Here I list the per-class accuracy on the validation and test dataset. It looks like the class "shirt" is the hardest to get, and I suspect this is because shirt is very generic and can be misclassified as tops or pullovers pretty easily.
Class | Validation Accuracy | Test Accuracy |
---|---|---|
T-shirt/top | 0.8053040103492884 | 0.809 |
Trouser | 0.9678522571819426 | 0.972 |
Pullover | 0.8086544962812712 | 0.782 |
Dress | 0.8850574712643678 | 0.888 |
Coat | 0.8054474708171206 | 0.773 |
Sandal | 0.8054474708171206 | 0.958 |
Shirt | 0.6829733163913596 | 0.659 |
Sneaker | 0.9353535353535354 | 0.947 |
Bag | 0.9744107744107744 | 0.968 |
Ankle Boot | 0.9513008672448299 | 0.945 |
Here are the misclassified and the correctly classified pictures
Class | Wrong | Wrong | Correct | Correct |
---|---|---|---|---|
T-shirt/top | ||||
Trouser | ||||
Pullover | ||||
Dress | ||||
Coat | ||||
Sandal | ||||
Shirt | ||||
Sneaker | ||||
Bag | ||||
Ankle Boot |
Here are the learned filters of the first convolution layer. As Professor Efros mentioned in class, we can't really interpret the filters of non-first layers, so I will omit that on this webpage
My original intention was to use UNet for semantic segmentation, and set up the architecture as the following picture
However, this model was relatively unstable, and my guess is that there are too many layers and not enough training data. Moreover, the large number of layers can potentially also lead to vanishing/exploding gradients. Thus, after some consideration, I switched to the following architecture:
I first trained 50 epochs with a learning rate of 1e-2 and weight decay of 1e-4. Then, after seeing it plateuing, I changed the learning rate to 1e-3 and trained epochs 50 to 150. After that, I further decreased the learning rate to 1e-4 and increased the weight decay to 5e-4 and trained 50 more epochs. Below is the graph of training and validation loss across iterations
Here are the five AP scores for classes "others", "facade", "pillar", "window", and "balcony": 0.6440673343504246, 0.5844189455125556, 0.03467086295283239, 0.740272625138316, 0.2586885785630189. The average across all 5 classes is 0.4524236693. Below I perform semantic segmentation on two images I got from the Internet However, the result for this model is highly suboptimal, as shown in the graph below.

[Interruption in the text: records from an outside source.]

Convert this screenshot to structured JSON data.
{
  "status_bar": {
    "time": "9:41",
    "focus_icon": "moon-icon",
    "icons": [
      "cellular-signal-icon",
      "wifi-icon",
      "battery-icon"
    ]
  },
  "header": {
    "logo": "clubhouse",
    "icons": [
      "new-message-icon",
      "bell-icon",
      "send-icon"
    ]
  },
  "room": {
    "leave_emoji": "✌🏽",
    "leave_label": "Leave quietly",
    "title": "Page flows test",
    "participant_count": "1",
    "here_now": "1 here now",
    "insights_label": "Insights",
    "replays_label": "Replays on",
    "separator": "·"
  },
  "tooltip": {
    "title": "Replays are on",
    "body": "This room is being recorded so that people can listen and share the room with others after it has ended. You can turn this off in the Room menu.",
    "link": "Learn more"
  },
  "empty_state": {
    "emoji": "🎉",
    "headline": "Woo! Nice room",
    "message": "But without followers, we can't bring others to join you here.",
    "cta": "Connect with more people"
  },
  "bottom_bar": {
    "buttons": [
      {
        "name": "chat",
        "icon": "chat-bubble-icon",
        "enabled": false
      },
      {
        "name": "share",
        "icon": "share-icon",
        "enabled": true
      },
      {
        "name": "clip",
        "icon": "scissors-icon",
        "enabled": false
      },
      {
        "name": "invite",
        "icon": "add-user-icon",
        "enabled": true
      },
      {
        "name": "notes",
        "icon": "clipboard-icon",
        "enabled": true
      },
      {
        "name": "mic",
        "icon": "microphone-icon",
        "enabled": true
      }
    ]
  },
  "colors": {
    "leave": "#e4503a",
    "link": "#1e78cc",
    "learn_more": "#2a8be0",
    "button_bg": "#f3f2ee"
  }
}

After consulting my good friend Bob Cao, I decided to use ResNet, and replaced cross entropy loss with dice loss, which is better for unbalanced class distributions. The architecture for my model is presented as follows:
Each ResBlock has 4 3x3 convolutional filters, and the ResBlocks have widths 32, 32, 32, 64, 64, respectively. I trained the model with 1e-3 learning rate and 1e-4 weight decay for the first 50 epochs, after which I decreased the learning rate to 1e-4. The AP scores are as follows: 0.705067161413679, 0.7682877297065847, 0.032804324238772394, 0.8201839825114601, 0.6239557507644303, with an average of 0.59. Here I passed some pictures from online into the network and get the following results.
We can see that the net that I trained got the location of most of the windows, facade, and balcony correctly. However, it doesn't recognize the pillars at all despite their presence in the second picture.